Он вышел на площади. Все здесь уныло,
И мокрые зданья блестят, как в полуде.
«Герой — представитель глубокого тыла», —
Наверное, думают встречные люди!
Тоска! Не избыть этой вечной обузы.
Навстречу майору плывут из тумана
Вокзал и танцующие карапузы
Из гипса вокруг неживого фонтана.
На площади в сквере пустом постоял он
У братской могилы бойцов за Царицын.
И к Волге спустился, шагая устало, —
Напиться воды иль отваги напиться.
Подумалось летчику: «Где заночую?» —
И тут же в какую-то долю момента
Он запах земли и железа почуял
И тронутый сыростью запах цемента.
Пахнуло весной, Метростроем, Москвою,
И сделалось сладко, и сделалось больно.
И верно — под кручею береговою
Заметил он вход в невысокую штольню.
Тонюсенький луч выбивался оттуда.
Рывком распахнул он дощатую дверцу,
И взору открылось подземное чудо,
Знакомое с юности глазу и сердцу:
Чумазые лампочки вглубь уходили,
В край гномов, а может быть, в мир великанов.

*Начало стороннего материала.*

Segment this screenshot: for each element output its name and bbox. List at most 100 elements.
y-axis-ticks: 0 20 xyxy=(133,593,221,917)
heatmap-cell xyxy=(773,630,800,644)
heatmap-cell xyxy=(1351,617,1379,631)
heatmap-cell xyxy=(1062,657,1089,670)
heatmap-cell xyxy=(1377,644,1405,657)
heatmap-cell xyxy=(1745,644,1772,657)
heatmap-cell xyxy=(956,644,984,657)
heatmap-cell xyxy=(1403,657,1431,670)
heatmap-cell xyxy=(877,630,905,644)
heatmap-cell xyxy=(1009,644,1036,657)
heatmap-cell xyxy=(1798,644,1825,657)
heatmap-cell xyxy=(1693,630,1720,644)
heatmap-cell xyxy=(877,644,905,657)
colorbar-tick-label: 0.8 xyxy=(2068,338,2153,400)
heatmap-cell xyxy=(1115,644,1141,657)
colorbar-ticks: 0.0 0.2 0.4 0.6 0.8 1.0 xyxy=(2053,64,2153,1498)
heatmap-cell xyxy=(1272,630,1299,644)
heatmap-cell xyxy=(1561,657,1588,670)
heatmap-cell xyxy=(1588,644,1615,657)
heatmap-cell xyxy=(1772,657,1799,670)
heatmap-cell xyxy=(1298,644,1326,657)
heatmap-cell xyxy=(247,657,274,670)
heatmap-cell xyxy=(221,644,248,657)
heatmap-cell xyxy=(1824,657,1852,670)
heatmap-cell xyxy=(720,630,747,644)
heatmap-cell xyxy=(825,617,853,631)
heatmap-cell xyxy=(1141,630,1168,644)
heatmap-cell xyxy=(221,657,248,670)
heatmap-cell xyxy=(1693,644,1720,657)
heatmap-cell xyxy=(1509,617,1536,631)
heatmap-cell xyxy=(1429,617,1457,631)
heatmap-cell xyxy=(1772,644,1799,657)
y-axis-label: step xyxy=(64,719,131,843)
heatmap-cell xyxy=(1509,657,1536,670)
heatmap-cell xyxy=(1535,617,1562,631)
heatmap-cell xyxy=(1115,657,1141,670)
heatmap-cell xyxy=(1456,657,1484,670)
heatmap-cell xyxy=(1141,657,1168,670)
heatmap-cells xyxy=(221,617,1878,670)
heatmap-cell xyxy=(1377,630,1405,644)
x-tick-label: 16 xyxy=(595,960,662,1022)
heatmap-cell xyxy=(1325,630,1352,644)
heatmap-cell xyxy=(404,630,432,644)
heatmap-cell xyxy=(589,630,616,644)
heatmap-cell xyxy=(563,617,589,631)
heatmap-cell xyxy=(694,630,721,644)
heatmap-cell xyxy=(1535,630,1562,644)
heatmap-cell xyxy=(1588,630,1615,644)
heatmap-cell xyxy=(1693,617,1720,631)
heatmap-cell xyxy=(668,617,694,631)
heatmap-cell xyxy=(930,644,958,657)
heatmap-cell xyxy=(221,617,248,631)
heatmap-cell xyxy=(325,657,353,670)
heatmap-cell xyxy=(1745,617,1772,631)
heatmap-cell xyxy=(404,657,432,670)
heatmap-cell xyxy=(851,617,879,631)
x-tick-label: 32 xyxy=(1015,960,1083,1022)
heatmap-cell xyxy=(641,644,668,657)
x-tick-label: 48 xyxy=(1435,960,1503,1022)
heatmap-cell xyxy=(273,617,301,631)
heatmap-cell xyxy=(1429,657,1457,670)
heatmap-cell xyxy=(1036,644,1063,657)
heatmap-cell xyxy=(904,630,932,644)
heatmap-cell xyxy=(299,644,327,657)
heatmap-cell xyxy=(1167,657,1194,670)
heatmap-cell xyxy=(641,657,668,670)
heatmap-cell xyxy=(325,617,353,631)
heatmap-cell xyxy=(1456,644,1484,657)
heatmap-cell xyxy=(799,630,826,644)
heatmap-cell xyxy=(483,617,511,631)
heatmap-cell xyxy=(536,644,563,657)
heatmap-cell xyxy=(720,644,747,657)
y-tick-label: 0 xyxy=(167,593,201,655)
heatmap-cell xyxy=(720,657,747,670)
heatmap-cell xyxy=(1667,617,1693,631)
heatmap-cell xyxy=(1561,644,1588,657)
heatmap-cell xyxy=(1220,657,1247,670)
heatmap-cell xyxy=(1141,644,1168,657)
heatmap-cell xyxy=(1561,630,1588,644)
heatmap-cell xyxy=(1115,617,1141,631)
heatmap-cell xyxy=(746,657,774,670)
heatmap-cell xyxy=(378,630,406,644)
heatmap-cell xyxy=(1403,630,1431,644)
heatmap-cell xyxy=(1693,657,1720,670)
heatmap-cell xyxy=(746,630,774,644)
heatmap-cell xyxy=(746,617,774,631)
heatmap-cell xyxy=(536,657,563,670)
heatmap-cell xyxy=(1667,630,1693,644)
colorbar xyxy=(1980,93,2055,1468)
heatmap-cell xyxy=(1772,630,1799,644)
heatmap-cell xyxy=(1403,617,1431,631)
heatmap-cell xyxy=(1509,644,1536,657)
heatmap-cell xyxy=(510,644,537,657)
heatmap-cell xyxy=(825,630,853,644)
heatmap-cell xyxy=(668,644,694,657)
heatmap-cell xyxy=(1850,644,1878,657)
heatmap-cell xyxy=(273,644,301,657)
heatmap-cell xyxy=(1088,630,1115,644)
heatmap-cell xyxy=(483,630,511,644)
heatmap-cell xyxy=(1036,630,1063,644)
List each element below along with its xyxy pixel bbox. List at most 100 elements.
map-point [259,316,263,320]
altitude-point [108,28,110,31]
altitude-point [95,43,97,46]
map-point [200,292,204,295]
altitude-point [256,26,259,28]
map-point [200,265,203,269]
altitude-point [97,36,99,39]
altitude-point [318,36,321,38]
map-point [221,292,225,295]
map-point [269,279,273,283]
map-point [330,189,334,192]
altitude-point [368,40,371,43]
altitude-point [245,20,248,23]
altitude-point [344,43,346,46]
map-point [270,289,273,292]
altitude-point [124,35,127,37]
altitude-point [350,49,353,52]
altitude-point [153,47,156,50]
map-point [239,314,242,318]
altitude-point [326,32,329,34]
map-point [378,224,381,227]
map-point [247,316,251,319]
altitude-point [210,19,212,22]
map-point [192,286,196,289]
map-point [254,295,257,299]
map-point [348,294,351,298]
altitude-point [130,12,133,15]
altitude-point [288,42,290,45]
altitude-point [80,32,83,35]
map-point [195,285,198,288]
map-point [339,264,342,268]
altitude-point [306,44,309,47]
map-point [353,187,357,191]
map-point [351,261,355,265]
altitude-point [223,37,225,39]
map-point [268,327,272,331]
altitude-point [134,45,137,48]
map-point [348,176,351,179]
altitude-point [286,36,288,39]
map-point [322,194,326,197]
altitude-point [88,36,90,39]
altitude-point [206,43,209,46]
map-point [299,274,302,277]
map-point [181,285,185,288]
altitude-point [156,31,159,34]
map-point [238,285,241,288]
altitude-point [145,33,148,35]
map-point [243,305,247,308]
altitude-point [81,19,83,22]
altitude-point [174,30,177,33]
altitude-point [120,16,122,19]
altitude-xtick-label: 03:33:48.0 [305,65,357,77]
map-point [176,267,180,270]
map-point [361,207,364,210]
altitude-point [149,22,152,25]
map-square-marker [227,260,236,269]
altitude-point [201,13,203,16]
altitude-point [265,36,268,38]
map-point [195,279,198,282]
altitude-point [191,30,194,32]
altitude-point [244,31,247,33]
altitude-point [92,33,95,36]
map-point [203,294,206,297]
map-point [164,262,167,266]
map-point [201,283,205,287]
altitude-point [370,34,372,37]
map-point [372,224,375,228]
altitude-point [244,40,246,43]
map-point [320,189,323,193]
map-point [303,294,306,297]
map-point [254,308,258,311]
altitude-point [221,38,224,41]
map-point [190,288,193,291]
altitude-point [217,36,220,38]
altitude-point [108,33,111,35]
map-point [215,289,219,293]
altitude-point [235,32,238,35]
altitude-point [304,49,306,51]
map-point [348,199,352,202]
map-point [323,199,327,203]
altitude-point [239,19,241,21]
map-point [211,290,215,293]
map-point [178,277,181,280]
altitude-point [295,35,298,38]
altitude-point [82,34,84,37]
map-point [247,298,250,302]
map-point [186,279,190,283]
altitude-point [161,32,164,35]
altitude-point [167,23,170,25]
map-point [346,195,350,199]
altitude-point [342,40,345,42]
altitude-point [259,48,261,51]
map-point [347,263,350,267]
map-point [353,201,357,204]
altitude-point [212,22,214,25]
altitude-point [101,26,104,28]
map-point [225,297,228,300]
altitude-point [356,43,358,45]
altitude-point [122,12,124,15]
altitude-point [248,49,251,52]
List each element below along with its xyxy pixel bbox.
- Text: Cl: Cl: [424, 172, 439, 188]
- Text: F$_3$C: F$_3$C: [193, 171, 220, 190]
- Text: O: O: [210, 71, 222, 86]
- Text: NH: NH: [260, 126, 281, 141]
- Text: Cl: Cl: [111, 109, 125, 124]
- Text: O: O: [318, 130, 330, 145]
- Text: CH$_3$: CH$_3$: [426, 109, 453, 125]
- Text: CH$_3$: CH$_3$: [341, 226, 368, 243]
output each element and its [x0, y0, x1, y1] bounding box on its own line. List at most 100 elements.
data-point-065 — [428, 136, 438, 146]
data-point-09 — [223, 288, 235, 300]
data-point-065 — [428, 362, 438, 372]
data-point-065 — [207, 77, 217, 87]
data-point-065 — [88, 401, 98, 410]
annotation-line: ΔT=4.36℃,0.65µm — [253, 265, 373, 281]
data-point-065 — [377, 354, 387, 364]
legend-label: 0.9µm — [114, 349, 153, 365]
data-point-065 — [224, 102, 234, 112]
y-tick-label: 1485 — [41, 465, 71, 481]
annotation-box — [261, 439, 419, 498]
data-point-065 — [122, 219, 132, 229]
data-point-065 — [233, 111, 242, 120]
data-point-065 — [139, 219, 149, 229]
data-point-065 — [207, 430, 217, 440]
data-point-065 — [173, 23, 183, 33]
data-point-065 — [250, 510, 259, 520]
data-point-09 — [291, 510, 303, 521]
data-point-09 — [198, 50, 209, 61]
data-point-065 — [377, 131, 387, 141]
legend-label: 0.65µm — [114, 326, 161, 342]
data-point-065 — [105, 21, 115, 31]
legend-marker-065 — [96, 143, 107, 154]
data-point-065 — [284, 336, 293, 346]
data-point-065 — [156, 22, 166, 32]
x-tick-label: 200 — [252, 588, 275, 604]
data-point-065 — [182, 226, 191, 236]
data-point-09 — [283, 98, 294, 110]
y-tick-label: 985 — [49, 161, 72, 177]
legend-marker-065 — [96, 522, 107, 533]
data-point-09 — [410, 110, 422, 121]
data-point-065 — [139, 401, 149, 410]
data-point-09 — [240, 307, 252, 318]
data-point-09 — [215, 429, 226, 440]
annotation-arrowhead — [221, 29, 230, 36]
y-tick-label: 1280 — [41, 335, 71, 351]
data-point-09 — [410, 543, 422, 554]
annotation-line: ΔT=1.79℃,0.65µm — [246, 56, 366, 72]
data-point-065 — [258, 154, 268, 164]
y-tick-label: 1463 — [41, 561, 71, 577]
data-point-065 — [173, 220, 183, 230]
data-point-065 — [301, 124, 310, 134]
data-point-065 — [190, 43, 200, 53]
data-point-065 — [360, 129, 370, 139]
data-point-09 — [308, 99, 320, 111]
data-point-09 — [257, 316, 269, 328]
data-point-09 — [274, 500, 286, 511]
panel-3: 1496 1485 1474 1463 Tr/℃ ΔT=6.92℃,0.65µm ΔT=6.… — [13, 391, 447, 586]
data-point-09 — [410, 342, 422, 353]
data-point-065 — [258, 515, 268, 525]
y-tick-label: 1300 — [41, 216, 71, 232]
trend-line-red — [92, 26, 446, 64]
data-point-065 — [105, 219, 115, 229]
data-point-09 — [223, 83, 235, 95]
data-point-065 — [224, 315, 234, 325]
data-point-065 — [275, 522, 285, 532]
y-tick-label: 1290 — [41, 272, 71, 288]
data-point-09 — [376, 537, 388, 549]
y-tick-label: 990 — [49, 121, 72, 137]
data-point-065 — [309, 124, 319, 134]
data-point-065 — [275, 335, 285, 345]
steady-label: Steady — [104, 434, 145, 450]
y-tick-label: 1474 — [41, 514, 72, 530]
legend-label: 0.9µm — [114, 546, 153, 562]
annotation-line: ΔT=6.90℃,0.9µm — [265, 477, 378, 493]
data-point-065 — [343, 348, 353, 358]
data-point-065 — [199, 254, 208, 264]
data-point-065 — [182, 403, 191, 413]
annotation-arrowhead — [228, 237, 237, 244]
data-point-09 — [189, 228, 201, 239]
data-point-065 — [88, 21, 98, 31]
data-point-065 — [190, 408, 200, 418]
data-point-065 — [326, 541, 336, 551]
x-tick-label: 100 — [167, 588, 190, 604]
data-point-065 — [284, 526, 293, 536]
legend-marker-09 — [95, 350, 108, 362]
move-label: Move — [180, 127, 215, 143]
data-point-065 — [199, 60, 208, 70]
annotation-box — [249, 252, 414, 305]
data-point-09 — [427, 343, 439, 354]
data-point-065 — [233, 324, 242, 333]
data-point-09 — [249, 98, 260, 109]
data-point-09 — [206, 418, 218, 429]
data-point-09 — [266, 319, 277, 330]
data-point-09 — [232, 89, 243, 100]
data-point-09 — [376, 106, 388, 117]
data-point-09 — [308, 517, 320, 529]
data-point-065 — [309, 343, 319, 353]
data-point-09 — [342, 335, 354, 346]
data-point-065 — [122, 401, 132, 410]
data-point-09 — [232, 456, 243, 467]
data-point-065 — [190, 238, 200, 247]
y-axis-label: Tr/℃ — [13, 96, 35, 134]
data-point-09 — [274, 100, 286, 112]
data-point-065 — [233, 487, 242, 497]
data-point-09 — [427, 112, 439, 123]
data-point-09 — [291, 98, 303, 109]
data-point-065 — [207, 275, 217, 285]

Навстречу, как в нимбе из света и пыли,
Шел — кто бы вы думали? — Колька Кайтанов!
Глава тридцать первая
НОЧНОЙ РАЗГОВОР
Комната с железной койкою
Неуютна и тесна.
Ясно, что у Славы с Колькою
Эта ночь пройдет без сна.
«Ну, рассказывай, рассказывай,
Как Москва?» — «Москва цела».
«Что ты делаешь здесь?» — «Разные
Чрезвычайные дела
Мы должны укрытья выстроить
Хоть покуда не бомбят.
Темпы требуются быстрые,
Но не знает Сталинград,
Что на всякий случай загодя
Мы копаем у реки
И вывозят глину за город
По ночам грузовики».
«Но до фронта расстояние —
Километров восемьсот.
Не вмещается в сознание,
Что сюда война придет».
«Ты пойми, в какой опасности
Наш большой советский дом».
«Тяжело… Замнем для ясности…
Лучше с горя разопьем
Жидкость пятисотрублевую
Под названием „первач“.
Есть и колбаса пайковая,
Не угрызть ее, хоть плачь.
За пилотов! За строителей!
И за то, чтобы на фронт!»
Выпили и снова выпили,
С маху обжигая рот.
Начинает речь не пьяную
Слава, став еще мрачней:
«Должен выпить за Татьяну я,
Но не спрашивай о ней».
«Не желаешь — не рассказывай,
Скажешь — будет под замком.
Впрочем, если кареглазая,
Я с ней, кажется, знаком».
«Шутишь!»
«Не до шуток, где уж там.
Разве я не рассказал?
Вместе с Лелей эта девушка
Приходила на вокзал».
«Востроносенькая?»
«Правильно!»
«Это просто чудеса!
Со стыда, что в тыл отправили,
Я ей писем не писал».
«Ты, Уфимцев, после этого
Сукин сын. Но от души,
Как товарищу, советую —
Ты ей тотчас напиши».
…Волга. Ночь. Пора военная.
По стране бредет беда.
Разговоры откровенные
Утешали нас тогда.
Невеселые признания —
Память довоенных дней —
И совместное молчание,
Что порою слов сильней.
Где метро вагоны синие?
Увезли детей куда?
Недостроенные линии,
Может, залила вода?
И сирены звуком режущим
О тревоге говорят,
И зовут бомбоубежищем
Станцию «Охотный ряд».
Вам, друзья мои угрюмые,
Невдомек, что в этот час
Кто-то помнит, кто-то думает,
Кто-то очень верит в нас.
Мрак в туннеле недостроенном,
У насосов на посту
Девушки стоят, как воины,
Всматриваясь в темноту.
Но не слышно стрекотания
Боевого молотка
В узкой штольне вижу Таню я —
Робкий взгляд из-под платка.
Ты ли это? Что ты делаешь
У водоотливных труб,
Неумелая, несмелая,
С первой складкой возле губ?
Или близости к любимому
Ищешь там, где вырос он?
Шелестит вода глубинная,
Проступая сквозь бетон.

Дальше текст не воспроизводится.